# Rust on the bottom of my water heater, bad?



## abefroman (Jan 18, 2009)

I noticed some rust on the bottom of my water heater.

Just a little bit all the way around, and then a couple spots have about a half inch of paint bubbling, some I'm guessing its rusted behind the paint.

Is this bad? Or is there a liner inside anyway and I don't have to worry about leaking?

Im not sure how old it is, but the energy saver sticker references 1994, so it either from that year or after.

TIA


----------



## Termite (Apr 13, 2008)

It could be rusting through, but it could very well be rust due to drips or humidity or (flooding?). Might be worth checking the anode rod in the tank to see if it is all gone. 10 years is probably a fair life for a water heater these days, depending on water and maintenance of course. If yours is 15 it might be time to replace it. Its a fun and fairly easy DIY job.


----------



## abefroman (Jan 18, 2009)

thekctermite said:


> It could be rusting through, but it could very well be rust due to drips or humidity or (flooding?). Might be worth checking the anode rod in the tank to see if it is all gone. 10 years is probably a fair life for a water heater these days, depending on water and maintenance of course. If yours is 15 it might be time to replace it. Its a fun and fairly easy DIY job.

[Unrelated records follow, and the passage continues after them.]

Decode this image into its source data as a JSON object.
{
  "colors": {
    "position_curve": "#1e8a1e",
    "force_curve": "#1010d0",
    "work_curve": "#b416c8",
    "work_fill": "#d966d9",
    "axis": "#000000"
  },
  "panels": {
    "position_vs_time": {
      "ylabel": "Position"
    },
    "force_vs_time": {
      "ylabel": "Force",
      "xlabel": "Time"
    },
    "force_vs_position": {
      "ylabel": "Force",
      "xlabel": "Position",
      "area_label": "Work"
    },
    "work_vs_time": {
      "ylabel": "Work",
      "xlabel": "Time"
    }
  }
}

Thanks! Is the year on the energy save sticker pretty much within a couple years of how old it is? It says "Based on 1994 US Goverment national average cost."


----------



## Termite (Apr 13, 2008)

Hmmm...Can't answer that for you. Wish I knew. Guess it depends on how often they update the gov't standards.


----------



## AllanJ (Nov 24, 2007)

Rust on the outside does not necessarily mean the tank is rusted through.

Dampness in a basement will result in metal things rusting. Since moisture often comes through the floor or walls, objects or parts of objects near the floor or wall are likely to rust first.

Toilet paper is particularly good at soaking up small amounts of water and showing a visible mark revealing that the water was present.

A typical hot water tank has a liner inside but that usually develops cracks long before before the tank itself may rust through.


----------